Let’s talk about this meeting: the GM starts off by giving the baristas certificates of “appreciation” for “barista appreciation day.” I would have rather been given toilet paper because at least I could wipe my ass with that. The manager also, for one barista, put her nickname on the certificate instead of her actual name- does she even know this barista’s name? And this is our one Black coworker at coffee bar, so regardless of intention it definitely is a micro-aggression.

Halfway through this meeting, the GM left to do whatever else, and the hospitality executive from corporate who is running it says, “now that the managers are gone”, like he’s one of us. He tells us he “knows” our frustrations- “if one manager comes in and tells you to put something somewhere one day, and a new manager tells you to put it somewhere different the next day, that’s not helpful.” Like yeah it’s not, so what’s going to be done about it? “We’re gonna fix it”, blah blah blah, well in the weeks since the meeting not one thing has changed at all. We shouldn’t have to deal with people coming in and changing everything without even communicating with the team. We need to have a say in what happens at our work, and how things can run well.

The GM is condescending. When you try and talk about what issues are going on and problems with the work flow, she walks away. She also has done things that make the workers think she’s racist; she picks on our black coworker at the coffee bar in particular, pulling her aside for extra cafeteria work every day and expects her to do shift-lead work which she is not expected to do nor gets paid for. Plus, the only black staff member in the kitchen got fired for “tardiness”, something that very common across all of the workers and which everyone agrees didn’t seem fair, and apparently he hadn’t even been late the week that he was fired.

Time is spent on making us draw on the cups, or getting an ice cream machine that has been used a total of once, or making sure all the fancy new snacks in the cafeteria are fully stocked and look pretty 100% of the time; but when we have an abusive head chef screaming at the cooks, or are backed up and look messy during rushes because of the lack of staff, or when there is zero communication between the managers and all the workers, it’s like they don’t care at all.

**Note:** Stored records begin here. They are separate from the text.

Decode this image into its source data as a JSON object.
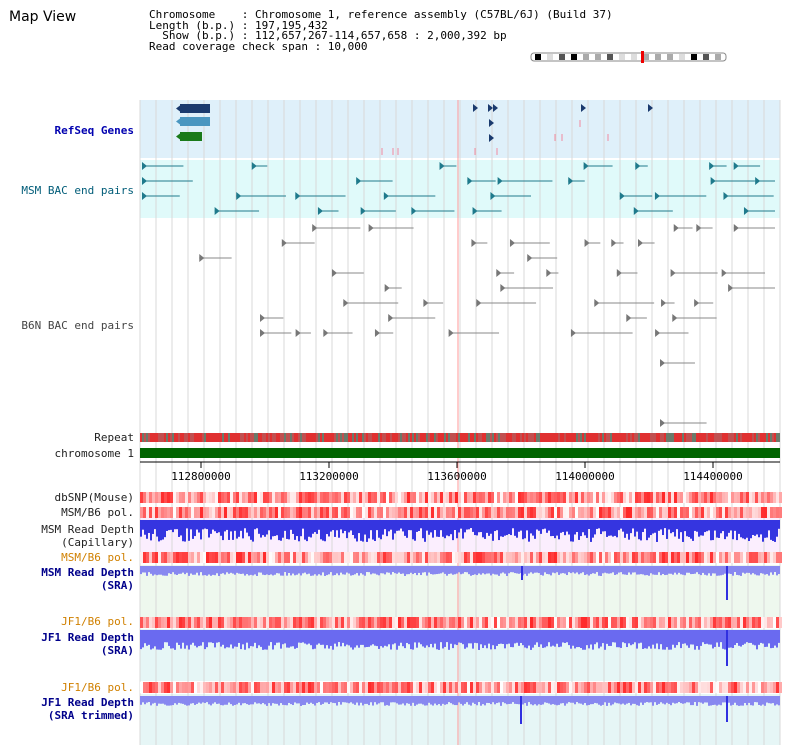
{
  "page": {
    "title": "Map View"
  },
  "info": {
    "chromosome_line": "Chromosome    : Chromosome 1, reference assembly (C57BL/6J) (Build 37)",
    "length_line": "Length (b.p.) : 197,195,432",
    "show_line": "  Show (b.p.) : 112,657,267-114,657,658 : 2,000,392 bp",
    "coverage_line": "Read coverage check span : 10,000"
  },
  "tracks": {
    "refseq": "RefSeq Genes",
    "msm_bac": "MSM BAC end pairs",
    "b6n_bac": "B6N BAC end pairs",
    "repeat": "Repeat",
    "chromosome": "chromosome 1",
    "dbsnp": "dbSNP(Mouse)",
    "msm_b6_pol_1": "MSM/B6 pol.",
    "msm_read_depth_cap": "MSM Read Depth\n(Capillary)",
    "msm_b6_pol_2": "MSM/B6 pol.",
    "msm_read_depth_sra": "MSM Read Depth\n(SRA)",
    "jf1_b6_pol_1": "JF1/B6 pol.",
    "jf1_read_depth_sra": "JF1 Read Depth\n(SRA)",
    "jf1_b6_pol_2": "JF1/B6 pol.",
    "jf1_read_depth_trim": "JF1 Read Depth\n(SRA trimmed)"
  },
  "axis": {
    "ticks": [
      "112800000",
      "113200000",
      "113600000",
      "114000000",
      "114400000"
    ]
  },
  "colors": {
    "refseq_bg": "#dff0fa",
    "msm_bac_bg": "#e0fafa",
    "gene_navy": "#1a3a6e",
    "gene_steel": "#4a96c0",
    "gene_green": "#1a7a1a",
    "bac_teal": "#1f7a8c",
    "bac_gray": "#777777",
    "chromosome_green": "#006400",
    "pol_red": "#e83030",
    "depth_blue": "#3030e0",
    "depth_light": "#8080f0",
    "selection_line": "#ff9999"
  }
}
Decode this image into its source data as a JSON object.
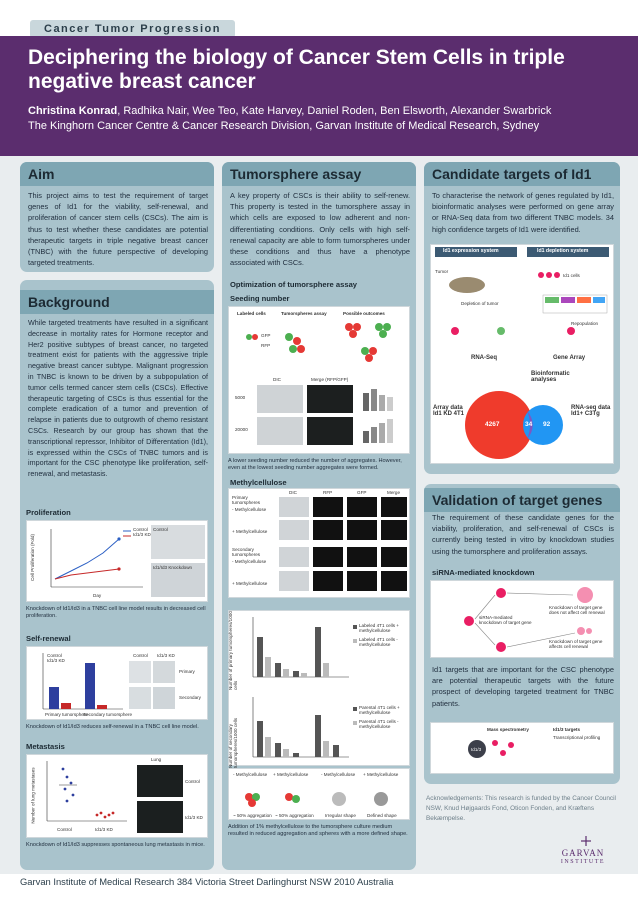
{
  "topic_tag": "Cancer Tumor Progression",
  "title": "Deciphering the biology of Cancer Stem Cells in triple negative breast cancer",
  "authors_lead": "Christina Konrad",
  "authors_rest": ", Radhika Nair, Wee Teo, Kate Harvey, Daniel Roden, Ben Elsworth, Alexander Swarbrick",
  "affiliation": "The Kinghorn Cancer Centre & Cancer Research Division, Garvan Institute of Medical Research, Sydney",
  "aim": {
    "heading": "Aim",
    "text": "This project aims to test the requirement of target genes of Id1 for the viability, self-renewal, and proliferation of cancer stem cells (CSCs). The aim is thus to test whether these candidates are potential therapeutic targets in triple negative breast cancer (TNBC) with the future perspective of developing targeted treatments."
  },
  "background": {
    "heading": "Background",
    "text": "While targeted treatments have resulted in a significant decrease in mortality rates for Hormone receptor and Her2 positive subtypes of breast cancer, no targeted treatment exist for patients with the aggressive triple negative breast cancer subtype. Malignant progression in TNBC is known to be driven by a subpopulation of tumor cells termed cancer stem cells (CSCs). Effective therapeutic targeting of CSCs is thus essential for the complete eradication of a tumor and prevention of relapse in patients due to outgrowth of chemo resistant CSCs. Research by our group has shown that the transcriptional repressor, Inhibitor of Differentation (Id1), is expressed within the CSCs of TNBC tumors and is important for the CSC phenotype like proliferation, self-renewal, and metastasis.",
    "proliferation": {
      "title": "Proliferation",
      "ylabel": "Cell Proliferation (Fold)",
      "xlabel": "Day",
      "legend": [
        "Control",
        "Id1/3 KD"
      ],
      "img_labels": [
        "Control",
        "Id1/Id3 Knockdown"
      ],
      "caption": "Knockdown of Id1/Id3 in a TNBC cell line model results in decreased cell proliferation."
    },
    "self_renewal": {
      "title": "Self-renewal",
      "legend": [
        "Control",
        "Id1/3 KD"
      ],
      "groups": [
        "Primary tumorsphere",
        "Secondary tumorsphere"
      ],
      "img_labels": [
        "Control",
        "Id1/3 KD",
        "Primary",
        "Secondary"
      ],
      "caption": "Knockdown of Id1/Id3 reduces self-renewal in a TNBC cell line model."
    },
    "metastasis": {
      "title": "Metastasis",
      "ylabel": "Number of lung metastases",
      "img_title": "Lung",
      "img_labels": [
        "Control",
        "Id1/3 KD"
      ],
      "groups": [
        "Control",
        "Id1/3 KD"
      ],
      "caption": "Knockdown of Id1/Id3 suppresses spontaneous lung metastasis in mice."
    }
  },
  "tumorsphere": {
    "heading": "Tumorsphere assay",
    "text": "A key property of CSCs is their ability to self-renew. This property is tested in the tumorsphere assay in which cells are exposed to low adherent and non-differentiating conditions. Only cells with high self-renewal capacity are able to form tumorspheres under these conditions and thus have a phenotype associated with CSCs.",
    "opt_title": "Optimization of tumorsphere assay",
    "seeding_title": "Seeding number",
    "seeding_cols": [
      "Labeled cells",
      "Tumorspheres assay",
      "Possible outcomes"
    ],
    "seeding_labels": [
      "GFP",
      "RFP"
    ],
    "seeding_img_labels": [
      "DIC",
      "Merge (RFP/GFP)"
    ],
    "seeding_rows": [
      "5000",
      "20000"
    ],
    "seeding_caption": "A lower seeding number reduced the number of aggregates. However, even at the lowest seeding number aggregates were formed.",
    "mc_title": "Methylcellulose",
    "mc_cols": [
      "DIC",
      "RFP",
      "GFP",
      "Merge"
    ],
    "mc_rows": [
      "Primary tumorspheres",
      "- Methylcellulose",
      "+ Methylcellulose",
      "Secondary tumorspheres",
      "- Methylcellulose",
      "+ Methylcellulose"
    ],
    "chart1": {
      "ylabel": "Number of primary tumorspheres/1000 cells",
      "legend": [
        "Labeled 4T1 cells + methylcellulose",
        "Labeled 4T1 cells - methylcellulose"
      ]
    },
    "chart2": {
      "ylabel": "Number of secondary tumorspheres/1000 cells",
      "legend": [
        "Parental 4T1 cells + methylcellulose",
        "Parental 4T1 cells - methylcellulose"
      ]
    },
    "mc_diagram_labels": [
      "- Methylcellulose",
      "+ Methylcellulose",
      "- Methylcellulose",
      "+ Methylcellulose"
    ],
    "mc_diagram_small": [
      "~ 50% aggregation",
      "~ 50% aggregation",
      "Irregular shape",
      "Defined shape"
    ],
    "mc_caption": "Addition of 1% methylcellulose to the tumorsphere culture medium resulted in reduced aggregation and spheres with a more defined shape."
  },
  "candidates": {
    "heading": "Candidate targets of Id1",
    "text": "To characterise the network of genes regulated by Id1, bioinformatic analyses were performed on gene array or RNA-Seq data from two different TNBC models. 34 high confidence targets of Id1 were identified.",
    "diagram_titles": [
      "Id1 expression system",
      "Id1 depletion system"
    ],
    "diagram_labels": [
      "RNA-Seq",
      "Gene Array",
      "Bioinformatic analyses"
    ],
    "diagram_small": [
      "Tumor",
      "Id1 cells",
      "Depletion of tumor",
      "Repopulation"
    ],
    "venn_left_label": "Array data\nId1 KD 4T1",
    "venn_right_label": "RNA-seq data\nId1+ C3Tg",
    "venn_values": [
      "4267",
      "34",
      "92"
    ]
  },
  "validation": {
    "heading": "Validation of target genes",
    "text": "The requirement of these candidate genes for the viability, proliferation, and self-renewal of CSCs is currently being tested in vitro by knockdown studies using the tumorsphere and proliferation assays.",
    "sirna_title": "siRNA-mediated knockdown",
    "text2": "Id1 targets that are important for the CSC phenotype are potential therapeutic targets with the future prospect of developing targeted treatment for TNBC patients.",
    "diagram_small": [
      "Knockdown of target gene does not affect cell renewal",
      "siRNA-mediated knockdown of target gene",
      "Knockdown of target gene affects cell renewal",
      "Mass spectrometry",
      "Id1/3 targets",
      "Id1/3",
      "Transcriptional profiling"
    ]
  },
  "acknowledgements": "Acknowledgements: This research is funded by the Cancer Council NSW, Knud Højgaards Fond, Oticon Fonden, and Kræftens Bekæmpelse.",
  "logo_text": "GARVAN",
  "logo_sub": "INSTITUTE",
  "footer": "Garvan Institute of Medical Research 384 Victoria Street Darlinghurst NSW 2010 Australia",
  "colors": {
    "header": "#5b2d6e",
    "panel": "#a9c3cc",
    "panel_head": "#7ea6b3",
    "band": "#e9edef"
  }
}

People are quitting, and calling out due to stress. We are being worked like slaves and the wages aren’t good enough that people want to stay and hope things get better with management. And even if wages were better, we would still also need to be able to have job security and have a say over the decisions that are made about our jobs. We can achieve these things, but only through an independent, class-conscious union and committee of workers. Maintaining independence in our union is especially important, because the main weapon in the labor struggle has been hampered by no-strike clauses in the ‘official’ state-sanctioned unions. The state unions also typically include “managerial rights clauses” which grant managers rights to enact discipline & to direct the workflow, the very thing that is driving the biggest problems at our work. Forming a class-conscious union is imperative to fulfilling our demands in the workplace, and we need to do so now.